Breedlove has been on the faculty at UC-Berkeley since 1982, when he was appointed an assistant professor of psychology. He was named associate professor in 1987 and full professor in 1991.

Among his areas of research are sexual differentiation of the brain and spinal cord, morphological sex differences in the nervous system, and permanent and transient effects of hormones on neurons. His work is federally funded by both the National Institutes of Health and the National Science Foundation.

Breedlove has published extensively, including two widely used textbooks. Among his honors: the Presidential Young Investigator Award; the McKnight Foundation Scholar's Award in Neurosciences; an Alfred P. Sloan Foundation Fellowship in Neurosciences; and the James McKeen Cattell Sabbatical Award for Psychologists.

He also is a fellow of the American Psychological Society.

Breedlove earned a bachelor's degree in psychology from Yale University (1976) and a master's (1978) and doctorate (1982) from the University of California-Los Angeles.

Rosenberg retired from MSU in 1997. The drug he developed - cisplatin - continues to be one of the world's most effective treatments for cancer. It has a cure rate of nearly 100 percent for testicular cancers, and significantly lowers the rates of lung cancers, head and neck cancers, bone cancers and early stage ovarian cancers.

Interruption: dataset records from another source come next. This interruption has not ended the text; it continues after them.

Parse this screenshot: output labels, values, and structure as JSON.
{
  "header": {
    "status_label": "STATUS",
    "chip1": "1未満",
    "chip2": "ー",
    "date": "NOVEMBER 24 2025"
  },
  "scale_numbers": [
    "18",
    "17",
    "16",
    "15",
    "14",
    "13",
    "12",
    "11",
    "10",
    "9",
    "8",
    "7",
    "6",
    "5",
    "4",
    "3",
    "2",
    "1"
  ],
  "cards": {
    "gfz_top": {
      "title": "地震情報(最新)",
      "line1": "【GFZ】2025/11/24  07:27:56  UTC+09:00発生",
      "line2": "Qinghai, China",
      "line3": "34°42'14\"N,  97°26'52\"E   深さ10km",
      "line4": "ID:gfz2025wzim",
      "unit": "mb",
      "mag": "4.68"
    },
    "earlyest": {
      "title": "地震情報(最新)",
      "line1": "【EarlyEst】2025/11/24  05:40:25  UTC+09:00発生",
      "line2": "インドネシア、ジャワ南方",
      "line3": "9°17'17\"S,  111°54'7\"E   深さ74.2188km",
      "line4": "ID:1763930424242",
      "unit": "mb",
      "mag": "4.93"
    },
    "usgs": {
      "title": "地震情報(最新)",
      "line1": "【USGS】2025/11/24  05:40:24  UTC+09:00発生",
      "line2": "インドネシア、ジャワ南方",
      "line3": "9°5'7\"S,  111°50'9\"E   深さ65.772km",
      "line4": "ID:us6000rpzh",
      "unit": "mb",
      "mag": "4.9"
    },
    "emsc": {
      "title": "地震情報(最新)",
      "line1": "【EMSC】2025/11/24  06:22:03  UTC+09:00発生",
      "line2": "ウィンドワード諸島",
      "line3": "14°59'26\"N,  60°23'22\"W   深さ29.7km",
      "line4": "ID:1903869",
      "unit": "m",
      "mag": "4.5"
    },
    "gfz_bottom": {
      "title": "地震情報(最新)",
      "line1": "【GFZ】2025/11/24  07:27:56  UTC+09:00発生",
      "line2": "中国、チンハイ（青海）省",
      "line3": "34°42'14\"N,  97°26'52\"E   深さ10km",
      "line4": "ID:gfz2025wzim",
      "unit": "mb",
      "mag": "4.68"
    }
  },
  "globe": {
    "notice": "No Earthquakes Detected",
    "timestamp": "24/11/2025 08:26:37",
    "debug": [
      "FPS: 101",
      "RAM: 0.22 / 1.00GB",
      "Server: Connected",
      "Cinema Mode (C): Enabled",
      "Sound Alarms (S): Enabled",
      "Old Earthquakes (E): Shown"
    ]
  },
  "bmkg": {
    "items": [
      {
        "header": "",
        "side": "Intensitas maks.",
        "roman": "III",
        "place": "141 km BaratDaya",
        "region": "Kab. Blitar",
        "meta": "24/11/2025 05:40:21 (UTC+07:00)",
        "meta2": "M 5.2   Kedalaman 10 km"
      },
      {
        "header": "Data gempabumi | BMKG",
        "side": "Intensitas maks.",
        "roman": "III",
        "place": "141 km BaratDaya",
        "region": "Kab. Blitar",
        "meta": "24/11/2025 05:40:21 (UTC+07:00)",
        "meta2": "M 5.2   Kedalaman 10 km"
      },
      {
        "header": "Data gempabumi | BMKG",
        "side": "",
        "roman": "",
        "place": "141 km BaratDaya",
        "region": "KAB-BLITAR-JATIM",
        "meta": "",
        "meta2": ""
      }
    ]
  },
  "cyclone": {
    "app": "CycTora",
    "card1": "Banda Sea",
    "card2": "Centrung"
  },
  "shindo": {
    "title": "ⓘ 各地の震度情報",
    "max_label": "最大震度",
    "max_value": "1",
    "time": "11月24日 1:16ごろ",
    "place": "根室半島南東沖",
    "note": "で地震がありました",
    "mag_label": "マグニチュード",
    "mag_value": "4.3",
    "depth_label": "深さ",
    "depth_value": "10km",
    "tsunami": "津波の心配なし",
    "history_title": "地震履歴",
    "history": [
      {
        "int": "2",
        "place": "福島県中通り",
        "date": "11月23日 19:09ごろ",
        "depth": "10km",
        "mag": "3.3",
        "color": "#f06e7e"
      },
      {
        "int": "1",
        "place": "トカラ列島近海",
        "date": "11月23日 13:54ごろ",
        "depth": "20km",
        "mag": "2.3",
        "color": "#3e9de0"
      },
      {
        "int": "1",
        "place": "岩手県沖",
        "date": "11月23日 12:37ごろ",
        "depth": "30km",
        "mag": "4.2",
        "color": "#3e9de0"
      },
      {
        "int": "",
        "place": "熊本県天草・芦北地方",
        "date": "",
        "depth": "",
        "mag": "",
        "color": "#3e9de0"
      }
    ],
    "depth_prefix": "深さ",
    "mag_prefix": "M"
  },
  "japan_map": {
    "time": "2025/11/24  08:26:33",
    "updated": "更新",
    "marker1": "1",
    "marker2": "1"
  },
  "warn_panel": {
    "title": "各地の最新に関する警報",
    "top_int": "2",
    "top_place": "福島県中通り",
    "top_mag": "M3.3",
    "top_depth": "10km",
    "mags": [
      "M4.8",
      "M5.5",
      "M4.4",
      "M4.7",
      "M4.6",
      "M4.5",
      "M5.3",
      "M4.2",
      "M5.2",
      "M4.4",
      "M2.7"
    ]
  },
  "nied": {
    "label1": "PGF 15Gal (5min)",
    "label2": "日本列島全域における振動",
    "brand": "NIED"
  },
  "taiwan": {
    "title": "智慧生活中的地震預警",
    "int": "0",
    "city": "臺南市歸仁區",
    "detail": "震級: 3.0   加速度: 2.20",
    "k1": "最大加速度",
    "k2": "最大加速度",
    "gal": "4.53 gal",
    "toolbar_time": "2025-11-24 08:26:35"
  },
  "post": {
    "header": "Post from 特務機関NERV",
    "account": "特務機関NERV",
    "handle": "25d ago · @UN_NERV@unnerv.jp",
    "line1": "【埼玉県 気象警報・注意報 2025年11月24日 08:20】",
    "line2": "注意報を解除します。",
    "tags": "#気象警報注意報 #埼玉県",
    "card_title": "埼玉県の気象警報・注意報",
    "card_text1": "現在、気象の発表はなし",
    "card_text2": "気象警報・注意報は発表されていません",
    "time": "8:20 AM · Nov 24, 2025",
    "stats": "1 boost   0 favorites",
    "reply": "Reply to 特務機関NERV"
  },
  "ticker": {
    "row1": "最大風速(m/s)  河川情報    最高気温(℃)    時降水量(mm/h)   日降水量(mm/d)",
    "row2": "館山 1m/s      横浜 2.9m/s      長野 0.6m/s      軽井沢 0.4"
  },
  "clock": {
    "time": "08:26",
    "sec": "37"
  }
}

Recently it was discovered that when combined with standard radiation therapy, cisplatin dramatically reduces deaths from cervical cancers.

The MSU Neuroscience Program promotes research, graduate training and other scholarly activity among faculty and students in a number of disciplines. The program's current research interests include autonomic nervous system function, neural development and plasticity, neuroendocrinology and neural imaging.